Feature

As Shelley E. Taylor’s positive illusions theory goes, even unrealistic beliefs can keep us mentally fit. In her own career, she has shown that one’s illusions needn’t be beyond reach.

Taylor, this year’s winner of APA’s Lifetime Achievement Award, was among the earliest researchers to show how cognitive traits and attitudes, such as optimism, can offer resilience in the face of adversity or illness. Along the way, she has helped to establish the fields of social cognition, social neuroscience and health psychology.

Taylor, a distinguished professor of psychology at the University of California, Los Angeles, is a prolific, brilliant and original social psychologist, her colleagues say. “She doesn’t do normal science or follow the pack,” says Susan T. Fiske, PhD, of Princeton University, a former student. “She does the unexpected, and it becomes the next big thing.”

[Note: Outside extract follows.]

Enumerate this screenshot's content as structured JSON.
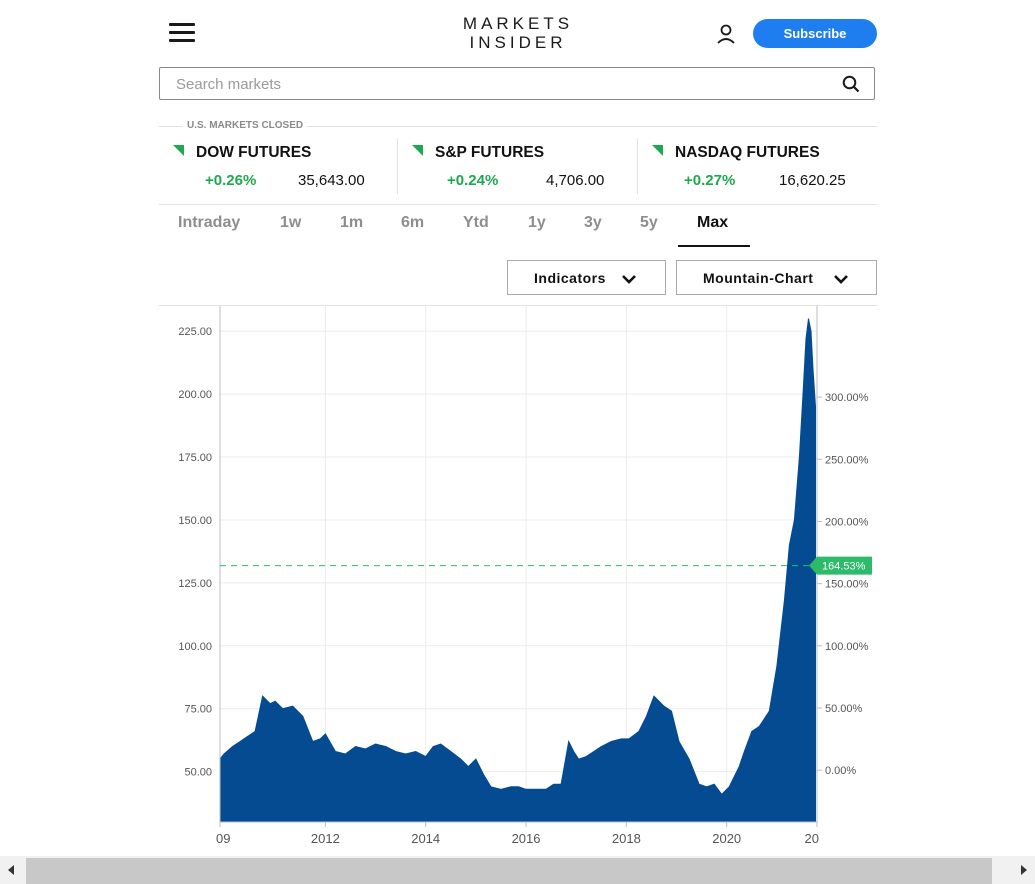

One such accomplishment is her “tend-and-befriend” account of women’s social response to stress, an alternative to the “fight-or-flight” theory: Women often nurture others or seek social support when they are under stress, rather than flee or lash out.

Taylor’s pioneering work in health psychology stemmed from an invitation in the 1970s from a fellow researcher to find out what social psychology had to say about helping breast cancer patients. “There was literally nothing there,” recalls Taylor, who went on to research that topic and write the first textbook on health psychology.

After she found links between mental well-being and health, she explored the biological pathways of those connections. Taylor’s latest research concerns genes that change their expression depending on the nurturance or stressfulness of the environment.

Among her many scientific awards and achievements, Taylor was elected to the National Academy of Sciences last year. Colleagues say she’s also a master of work-life balance. Taylor has raised two children and is an avid traveler, gardener and art collector. “She is not only talented, she has time for other things because she works smart,” says Fiske.